We established a leukemia cell line designated ELC52 (ET-overt Leukemia cells with a CALR 52-bp deletion). ELC52 cells were obtained from bone marrow of a 67-year-old male patient. The patient was initially diagnosed with an ET. After a stable phase of 26 years of treatment with hydroxycarbamide or busulfan, myeloid leukemia transformation occurred. The patient was admitted because of fever, fatigue, and priapism. A full blood count showed a hemoglobin level of 8.0 g/dL, platelet count of 14.2 × 10⁹/L, and white blood cell count of 18.6 × 10⁹/L, of which myeloperoxidase-positive blasts accounted for 37%. Bone marrow samples for in vitro culture, in which immature blasts accounted for 68.8% after five months of leukemia transformation, were collected under protocols approved by the institutional review board of Fujita Health University and with written, informed consent in accordance with the Declaration of Helsinki.

骨髓增生性肿瘤 （MPN） 是一种克隆性造血细胞疾病，其特征是 JAK2、CALR 和 MPL 基因的功能获得性突变 [1， 2]。CALR 是一种伴侣蛋白，主要存在于内质网中，参与各种细胞过程，包括细胞粘附。外显子 9 中的 CALR 突变是原发性血小板增多症 （ET） 和原发性骨髓纤维化 （PMF） 中第二常见的突变 [1， 2]。
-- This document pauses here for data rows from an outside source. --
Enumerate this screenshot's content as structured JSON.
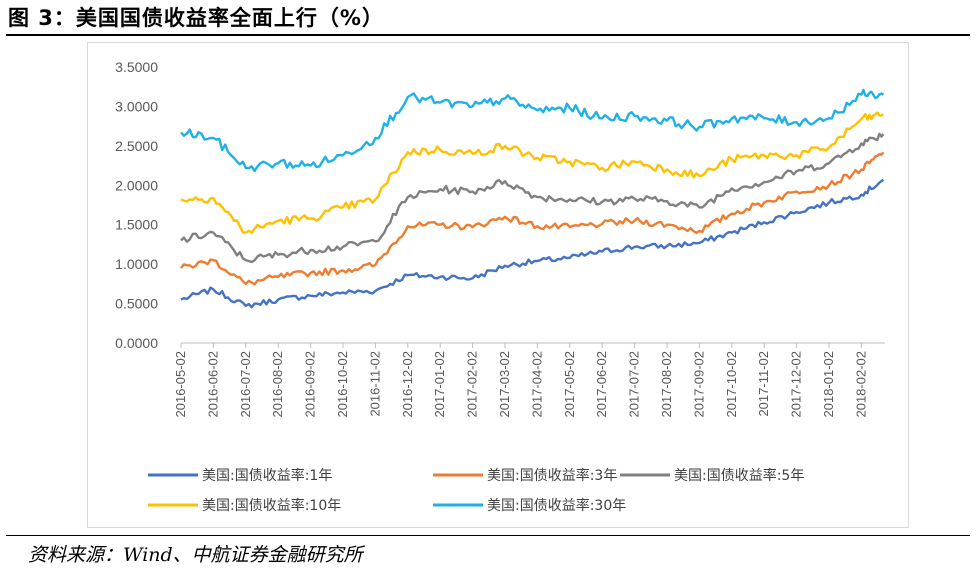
{
  "figure": {
    "title": "图 3：美国国债收益率全面上行（%）",
    "source": "资料来源：Wind、中航证券金融研究所"
  },
  "chart_data": {
    "type": "line",
    "title": "美国国债收益率全面上行（%）",
    "xlabel": "",
    "ylabel": "",
    "ylim": [
      0,
      3.5
    ],
    "yticks": [
      "0.0000",
      "0.5000",
      "1.0000",
      "1.5000",
      "2.0000",
      "2.5000",
      "3.0000",
      "3.5000"
    ],
    "categories": [
      "2016-05-02",
      "2016-06-02",
      "2016-07-02",
      "2016-08-02",
      "2016-09-02",
      "2016-10-02",
      "2016-11-02",
      "2016-12-02",
      "2017-01-02",
      "2017-02-02",
      "2017-03-02",
      "2017-04-02",
      "2017-05-02",
      "2017-06-02",
      "2017-07-02",
      "2017-08-02",
      "2017-09-02",
      "2017-10-02",
      "2017-11-02",
      "2017-12-02",
      "2018-01-02",
      "2018-02-02"
    ],
    "grid": false,
    "legend_position": "bottom",
    "series": [
      {
        "name": "美国:国债收益率:1年",
        "color": "#4472c4",
        "values": [
          0.55,
          0.68,
          0.47,
          0.55,
          0.6,
          0.64,
          0.66,
          0.86,
          0.84,
          0.82,
          0.98,
          1.04,
          1.08,
          1.16,
          1.22,
          1.23,
          1.27,
          1.4,
          1.53,
          1.66,
          1.78,
          1.88
        ],
        "end": 2.07
      },
      {
        "name": "美国:国债收益率:3年",
        "color": "#ed7d31",
        "values": [
          0.95,
          1.05,
          0.75,
          0.84,
          0.89,
          0.92,
          0.99,
          1.48,
          1.5,
          1.47,
          1.6,
          1.48,
          1.47,
          1.51,
          1.55,
          1.5,
          1.42,
          1.64,
          1.78,
          1.92,
          2.0,
          2.2
        ],
        "end": 2.42
      },
      {
        "name": "美国:国债收益率:5年",
        "color": "#808080",
        "values": [
          1.3,
          1.4,
          1.05,
          1.12,
          1.18,
          1.22,
          1.29,
          1.85,
          1.95,
          1.92,
          2.05,
          1.85,
          1.82,
          1.79,
          1.83,
          1.8,
          1.72,
          1.96,
          2.04,
          2.18,
          2.28,
          2.53
        ],
        "end": 2.65
      },
      {
        "name": "美国:国债收益率:10年",
        "color": "#ffc000",
        "values": [
          1.82,
          1.84,
          1.4,
          1.55,
          1.58,
          1.72,
          1.82,
          2.42,
          2.45,
          2.4,
          2.5,
          2.35,
          2.3,
          2.22,
          2.3,
          2.2,
          2.12,
          2.33,
          2.38,
          2.38,
          2.48,
          2.84
        ],
        "end": 2.9
      },
      {
        "name": "美国:国债收益率:30年",
        "color": "#1fb0e6",
        "values": [
          2.67,
          2.6,
          2.22,
          2.28,
          2.25,
          2.38,
          2.6,
          3.12,
          3.05,
          3.0,
          3.1,
          2.95,
          2.98,
          2.85,
          2.88,
          2.82,
          2.74,
          2.85,
          2.85,
          2.8,
          2.85,
          3.15
        ],
        "end": 3.15
      }
    ]
  }
}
突变型 CALR 能够与 MPL 发生致病性结合，导致 MPL 信号通路的配体非依赖性激活 [3,4,5]。因此，突变型 CALR/MPL 复合物被视为控制 CALR 突变型 MPN 的重要靶标 [1]。JAK2 突变在 MPN 中最常检测到 [1， 2]。携带 JAK2 突变的细胞系模型，如 HEL 92.1.7 （HEL），不仅在体外实验中模拟 MPN，而且可作为开发靶向突变 JAK2 的疗法的有用资源 [6]。MARIMO 是一种表达突变 CALR 的独特细胞系 [7， 8]。然而，MARIMO 细胞不表达 MPL，MPL 伴随着其下游信号通路的失活，包括 JAK/STAT/ERK。因此，MARIMO 细胞可能不适合研究突变体 CALR 的致癌功能 [7， 8]。据我们所知，没有其他细胞系被描述为突变 CALR 致癌功能的理想模型。在这里，我们报告了一种患者来源的巨核细胞白血病细胞系，命名为 ELC52，它由突变体 CALR 驱动，是研究巨核细胞生物学的潜在有用模型。

我们建立了一种命名为 ELC52 的白血病细胞系（具有 CALR 52 bp 缺失的 ET 显性白血病细胞）。ELC52 细胞取自一名 67 岁男性患者的骨髓。患者最初被诊断为 ET。在用羟基脲或白消安治疗 26 年的稳定期后，发生了髓系白血病转化。患者因发热、疲劳和异常勃起入院。全血细胞计数显示血红蛋白水平为 8.0 g/dL，血小板计数为 14.2 × 10⁹/L，白细胞计数为 18.6 × 10⁹/L，其中髓过氧化物酶阳性原始细胞占 37%。用于体外培养的骨髓样本，其中白血病转化 5 个月后未成熟原始细胞占 68.8%，根据藤田医科大学机构审查委员会批准的方案收集，并根据赫尔辛基宣言获得书面知情同意。